Há mais de uma década, juízes brasileiros vêm usando a “teoria da cegueira deliberada” para condenar por crime doloso acusados que alegam desconhecer algum fato relacionado ao crime que foram acusados — por exemplo, o banqueiro que diz não conhecer que os recursos remetidos pelo cliente do banco ao exterior tinham origem ilícita, sendo acusado de lavagem de dinheiro. Os critérios para dizer que há dolo nesses casos envolvendo desconhecimento (ou, melhor, envolvendo ausência de comprovação de conhecimento pela acusação) têm sido estabelecidos caso a caso, sem qualquer coerência ou compromisso com a lei. A justificativa para isto é que a cegueira deliberada seria utilizada pelos tribunais dos Estados Unidos para identificar o dolo, sendo possível trazer este mesmo raciocínio ao Brasil.

A partir do estudo de casos, pude identificar alguns critérios comuns para a aplicação da cegueira deliberada como substituto do dolo eventual: o autor deve, cumulativamente, (1) ter ciência da elevada probabilidade de estar envolvido em algum crime, (2) manter-se indiferente quanto a tal ciência e (3) evitar aprofundar o seu conhecimento acerca do crime em que desconfia estar envolvido.

Essa lógica tem diversos problemas. Primeiro: o direito penal americano, suposta origem da teoria, possui critérios de imputação muito diferentes daqueles impostos pela legislação penal brasileira, o que não é (mas deveria ser) explorado antes da importação de conceitos jurídicos. Segundo: não há correspondência entre os conceitos de willful blindness e cegueira deliberada, visto que muitos juízes acrescentam critérios inexistentes no direito americano, como é o caso da exigência de “indiferença” por parte do autor. Terceiro: a cegueira deliberada não possui amparo na lei brasileira, e nem poderia ter, pois a sua lógica é incompatível com o nosso sistema.

Do modo como aplicada pelos tribunais brasileiros, a cegueira deliberada funciona como uma categoria que visa à expansão do alcance do dolo para além do campo delimitado pelo legislador brasileiro, invadindo o território da culpa. Como a punição da culpa é excepcional, não sendo possível em diversos crimes como lavagem de dinheiro, caracterizar um fato como doloso ou culposo influi diretamente na possibilidade de sua punição.
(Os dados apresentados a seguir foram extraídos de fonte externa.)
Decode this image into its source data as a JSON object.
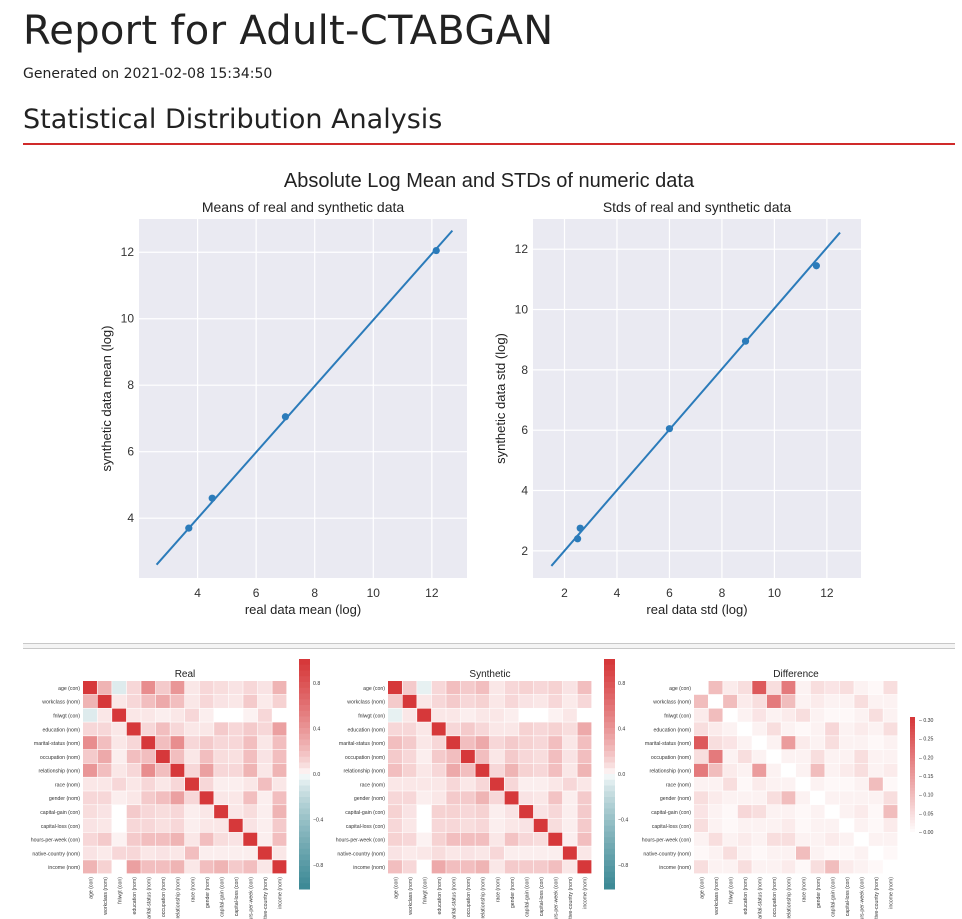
{
  "report": {
    "title": "Report for Adult-CTABGAN",
    "generated": "Generated on 2021-02-08 15:34:50",
    "section_title": "Statistical Distribution Analysis"
  },
  "figure_title": "Absolute Log Mean and STDs of numeric data",
  "colors": {
    "accent_rule": "#d02a2a",
    "plot_bg": "#eaeaf2",
    "series": "#2b7bba",
    "heat_pos": "#d6383a",
    "heat_neg": "#3e8a96"
  },
  "chart_data": [
    {
      "type": "scatter",
      "title": "Means of real and synthetic data",
      "xlabel": "real data mean (log)",
      "ylabel": "synthetic data mean (log)",
      "xlim": [
        2.0,
        13.2
      ],
      "ylim": [
        2.2,
        13.0
      ],
      "xticks": [
        4,
        6,
        8,
        10,
        12
      ],
      "yticks": [
        4,
        6,
        8,
        10,
        12
      ],
      "grid": true,
      "points": [
        {
          "x": 3.7,
          "y": 3.7
        },
        {
          "x": 4.5,
          "y": 4.6
        },
        {
          "x": 7.0,
          "y": 7.05
        },
        {
          "x": 12.15,
          "y": 12.05
        }
      ],
      "line": [
        [
          2.6,
          2.6
        ],
        [
          12.7,
          12.65
        ]
      ]
    },
    {
      "type": "scatter",
      "title": "Stds of real and synthetic data",
      "xlabel": "real data std (log)",
      "ylabel": "synthetic data std (log)",
      "xlim": [
        0.8,
        13.3
      ],
      "ylim": [
        1.1,
        13.0
      ],
      "xticks": [
        2,
        4,
        6,
        8,
        10,
        12
      ],
      "yticks": [
        2,
        4,
        6,
        8,
        10,
        12
      ],
      "grid": true,
      "points": [
        {
          "x": 2.5,
          "y": 2.4
        },
        {
          "x": 2.6,
          "y": 2.75
        },
        {
          "x": 6.0,
          "y": 6.05
        },
        {
          "x": 8.9,
          "y": 8.95
        },
        {
          "x": 11.6,
          "y": 11.45
        }
      ],
      "line": [
        [
          1.5,
          1.5
        ],
        [
          12.5,
          12.55
        ]
      ]
    },
    {
      "type": "heatmap",
      "title": "Real",
      "row_labels": [
        "age (con)",
        "workclass (nom)",
        "fnlwgt (con)",
        "education (nom)",
        "marital-status (nom)",
        "occupation (nom)",
        "relationship (nom)",
        "race (nom)",
        "gender (nom)",
        "capital-gain (con)",
        "capital-loss (con)",
        "hours-per-week (con)",
        "native-country (nom)",
        "income (nom)"
      ],
      "col_labels": [
        "age (con)",
        "workclass (nom)",
        "fnlwgt (con)",
        "education (nom)",
        "marital-status (nom)",
        "occupation (nom)",
        "relationship (nom)",
        "race (nom)",
        "gender (nom)",
        "capital-gain (con)",
        "capital-loss (con)",
        "hours-per-week (con)",
        "native-country (nom)",
        "income (nom)"
      ],
      "colorbar_ticks": [
        "0.8",
        "0.4",
        "0.0",
        "−0.4",
        "−0.8"
      ],
      "values": [
        [
          1.0,
          0.25,
          -0.08,
          0.1,
          0.45,
          0.15,
          0.4,
          0.05,
          0.1,
          0.08,
          0.06,
          0.1,
          0.06,
          0.25
        ],
        [
          0.25,
          1.0,
          0.05,
          0.1,
          0.2,
          0.3,
          0.2,
          0.05,
          0.1,
          0.06,
          0.05,
          0.15,
          0.04,
          0.12
        ],
        [
          -0.08,
          0.05,
          1.0,
          0.05,
          0.05,
          0.03,
          0.05,
          0.1,
          0.03,
          0.0,
          0.0,
          0.02,
          0.1,
          0.0
        ],
        [
          0.1,
          0.1,
          0.05,
          1.0,
          0.1,
          0.2,
          0.1,
          0.05,
          0.05,
          0.15,
          0.1,
          0.15,
          0.1,
          0.35
        ],
        [
          0.45,
          0.2,
          0.05,
          0.1,
          1.0,
          0.2,
          0.45,
          0.1,
          0.15,
          0.1,
          0.1,
          0.2,
          0.05,
          0.2
        ],
        [
          0.15,
          0.3,
          0.03,
          0.2,
          0.2,
          1.0,
          0.2,
          0.05,
          0.2,
          0.08,
          0.07,
          0.2,
          0.06,
          0.2
        ],
        [
          0.4,
          0.2,
          0.05,
          0.1,
          0.45,
          0.2,
          1.0,
          0.1,
          0.35,
          0.1,
          0.1,
          0.25,
          0.05,
          0.25
        ],
        [
          0.05,
          0.05,
          0.1,
          0.05,
          0.1,
          0.05,
          0.1,
          1.0,
          0.1,
          0.03,
          0.03,
          0.05,
          0.2,
          0.05
        ],
        [
          0.1,
          0.1,
          0.03,
          0.05,
          0.15,
          0.2,
          0.35,
          0.1,
          1.0,
          0.05,
          0.05,
          0.2,
          0.03,
          0.2
        ],
        [
          0.08,
          0.06,
          0.0,
          0.15,
          0.1,
          0.08,
          0.1,
          0.03,
          0.05,
          1.0,
          0.05,
          0.08,
          0.03,
          0.25
        ],
        [
          0.06,
          0.05,
          0.0,
          0.1,
          0.1,
          0.07,
          0.1,
          0.03,
          0.05,
          0.05,
          1.0,
          0.06,
          0.03,
          0.15
        ],
        [
          0.1,
          0.15,
          0.02,
          0.15,
          0.2,
          0.2,
          0.25,
          0.05,
          0.2,
          0.08,
          0.06,
          1.0,
          0.03,
          0.2
        ],
        [
          0.06,
          0.04,
          0.1,
          0.1,
          0.05,
          0.06,
          0.05,
          0.2,
          0.03,
          0.03,
          0.03,
          0.03,
          1.0,
          0.05
        ],
        [
          0.25,
          0.12,
          0.0,
          0.35,
          0.2,
          0.2,
          0.25,
          0.05,
          0.2,
          0.25,
          0.15,
          0.2,
          0.05,
          1.0
        ]
      ]
    },
    {
      "type": "heatmap",
      "title": "Synthetic",
      "row_labels": [
        "age (con)",
        "workclass (nom)",
        "fnlwgt (con)",
        "education (nom)",
        "marital-status (nom)",
        "occupation (nom)",
        "relationship (nom)",
        "race (nom)",
        "gender (nom)",
        "capital-gain (con)",
        "capital-loss (con)",
        "hours-per-week (con)",
        "native-country (nom)",
        "income (nom)"
      ],
      "col_labels": [
        "age (con)",
        "workclass (nom)",
        "fnlwgt (con)",
        "education (nom)",
        "marital-status (nom)",
        "occupation (nom)",
        "relationship (nom)",
        "race (nom)",
        "gender (nom)",
        "capital-gain (con)",
        "capital-loss (con)",
        "hours-per-week (con)",
        "native-country (nom)",
        "income (nom)"
      ],
      "colorbar_ticks": [
        "0.8",
        "0.4",
        "0.0",
        "−0.4",
        "−0.8"
      ],
      "values": [
        [
          1.0,
          0.15,
          -0.05,
          0.1,
          0.2,
          0.15,
          0.2,
          0.05,
          0.1,
          0.12,
          0.1,
          0.12,
          0.06,
          0.2
        ],
        [
          0.15,
          1.0,
          0.05,
          0.1,
          0.15,
          0.1,
          0.12,
          0.05,
          0.1,
          0.06,
          0.05,
          0.1,
          0.04,
          0.1
        ],
        [
          -0.05,
          0.05,
          1.0,
          0.05,
          0.05,
          0.03,
          0.05,
          0.05,
          0.03,
          0.0,
          0.0,
          0.02,
          0.05,
          0.0
        ],
        [
          0.1,
          0.1,
          0.05,
          1.0,
          0.1,
          0.15,
          0.1,
          0.05,
          0.05,
          0.12,
          0.1,
          0.12,
          0.08,
          0.3
        ],
        [
          0.2,
          0.15,
          0.05,
          0.1,
          1.0,
          0.2,
          0.3,
          0.1,
          0.15,
          0.12,
          0.1,
          0.2,
          0.05,
          0.2
        ],
        [
          0.15,
          0.1,
          0.03,
          0.15,
          0.2,
          1.0,
          0.2,
          0.05,
          0.15,
          0.1,
          0.08,
          0.2,
          0.06,
          0.2
        ],
        [
          0.2,
          0.12,
          0.05,
          0.1,
          0.3,
          0.2,
          1.0,
          0.1,
          0.25,
          0.12,
          0.1,
          0.2,
          0.05,
          0.25
        ],
        [
          0.05,
          0.05,
          0.05,
          0.05,
          0.1,
          0.05,
          0.1,
          1.0,
          0.1,
          0.03,
          0.03,
          0.05,
          0.1,
          0.05
        ],
        [
          0.1,
          0.1,
          0.03,
          0.05,
          0.15,
          0.15,
          0.25,
          0.1,
          1.0,
          0.06,
          0.05,
          0.18,
          0.03,
          0.15
        ],
        [
          0.12,
          0.06,
          0.0,
          0.12,
          0.12,
          0.1,
          0.12,
          0.03,
          0.06,
          1.0,
          0.06,
          0.1,
          0.03,
          0.15
        ],
        [
          0.1,
          0.05,
          0.0,
          0.1,
          0.1,
          0.08,
          0.1,
          0.03,
          0.05,
          0.06,
          1.0,
          0.08,
          0.03,
          0.15
        ],
        [
          0.12,
          0.1,
          0.02,
          0.12,
          0.2,
          0.2,
          0.2,
          0.05,
          0.18,
          0.1,
          0.08,
          1.0,
          0.03,
          0.2
        ],
        [
          0.06,
          0.04,
          0.05,
          0.08,
          0.05,
          0.06,
          0.05,
          0.1,
          0.03,
          0.03,
          0.03,
          0.03,
          1.0,
          0.05
        ],
        [
          0.2,
          0.1,
          0.0,
          0.3,
          0.2,
          0.2,
          0.25,
          0.05,
          0.15,
          0.15,
          0.15,
          0.2,
          0.05,
          1.0
        ]
      ]
    },
    {
      "type": "heatmap",
      "title": "Difference",
      "row_labels": [
        "age (con)",
        "workclass (nom)",
        "fnlwgt (con)",
        "education (nom)",
        "marital-status (nom)",
        "occupation (nom)",
        "relationship (nom)",
        "race (nom)",
        "gender (nom)",
        "capital-gain (con)",
        "capital-loss (con)",
        "hours-per-week (con)",
        "native-country (nom)",
        "income (nom)"
      ],
      "col_labels": [
        "age (con)",
        "workclass (nom)",
        "fnlwgt (con)",
        "education (nom)",
        "marital-status (nom)",
        "occupation (nom)",
        "relationship (nom)",
        "race (nom)",
        "gender (nom)",
        "capital-gain (con)",
        "capital-loss (con)",
        "hours-per-week (con)",
        "native-country (nom)",
        "income (nom)"
      ],
      "colorbar_ticks": [
        "0.30",
        "0.25",
        "0.20",
        "0.15",
        "0.10",
        "0.05",
        "0.00"
      ],
      "values": [
        [
          0.0,
          0.1,
          0.03,
          0.05,
          0.25,
          0.05,
          0.2,
          0.02,
          0.05,
          0.04,
          0.05,
          0.02,
          0.01,
          0.05
        ],
        [
          0.1,
          0.0,
          0.1,
          0.03,
          0.05,
          0.2,
          0.1,
          0.02,
          0.03,
          0.02,
          0.02,
          0.05,
          0.02,
          0.02
        ],
        [
          0.03,
          0.1,
          0.0,
          0.02,
          0.04,
          0.02,
          0.03,
          0.05,
          0.02,
          0.01,
          0.01,
          0.02,
          0.05,
          0.02
        ],
        [
          0.05,
          0.03,
          0.02,
          0.0,
          0.02,
          0.05,
          0.02,
          0.01,
          0.02,
          0.06,
          0.02,
          0.03,
          0.02,
          0.05
        ],
        [
          0.25,
          0.05,
          0.04,
          0.02,
          0.0,
          0.02,
          0.15,
          0.03,
          0.02,
          0.05,
          0.02,
          0.02,
          0.01,
          0.02
        ],
        [
          0.05,
          0.2,
          0.02,
          0.05,
          0.02,
          0.0,
          0.02,
          0.02,
          0.05,
          0.02,
          0.02,
          0.05,
          0.02,
          0.02
        ],
        [
          0.2,
          0.1,
          0.03,
          0.02,
          0.15,
          0.02,
          0.0,
          0.02,
          0.1,
          0.02,
          0.03,
          0.05,
          0.02,
          0.03
        ],
        [
          0.02,
          0.02,
          0.05,
          0.01,
          0.03,
          0.02,
          0.02,
          0.0,
          0.02,
          0.01,
          0.01,
          0.02,
          0.1,
          0.01
        ],
        [
          0.05,
          0.03,
          0.02,
          0.02,
          0.02,
          0.05,
          0.1,
          0.02,
          0.0,
          0.02,
          0.02,
          0.02,
          0.02,
          0.05
        ],
        [
          0.04,
          0.02,
          0.01,
          0.06,
          0.05,
          0.02,
          0.02,
          0.01,
          0.02,
          0.0,
          0.02,
          0.03,
          0.01,
          0.1
        ],
        [
          0.05,
          0.02,
          0.01,
          0.02,
          0.02,
          0.02,
          0.03,
          0.01,
          0.02,
          0.02,
          0.0,
          0.02,
          0.01,
          0.03
        ],
        [
          0.02,
          0.05,
          0.02,
          0.03,
          0.02,
          0.05,
          0.05,
          0.02,
          0.02,
          0.03,
          0.02,
          0.0,
          0.02,
          0.02
        ],
        [
          0.01,
          0.02,
          0.05,
          0.02,
          0.01,
          0.02,
          0.02,
          0.1,
          0.02,
          0.01,
          0.01,
          0.02,
          0.0,
          0.01
        ],
        [
          0.05,
          0.02,
          0.02,
          0.05,
          0.02,
          0.02,
          0.03,
          0.01,
          0.05,
          0.1,
          0.03,
          0.02,
          0.01,
          0.0
        ]
      ]
    }
  ]
}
O dolo somente pode ser reconhecido nos casos em que seus pressupostos legais já estejam presentes. Sendo assim, a cegueira deliberada não pode alterar nem ampliar o conceito legal de dolo.

Se os critérios para identificação da cegueira deliberada no Brasil são diferentes dos critérios para a identificação da willful blindness e se cegueira deliberada deve corresponder ou ao menos se inserir no conceito de dolo, não há sentido em se desenvolver uma teoria nesses termos. A tentativa de se englobar pela cegueira deliberada condutas que não seriam puníveis pela aplicação dos critérios legais do dolo viola o princípio da legalidade.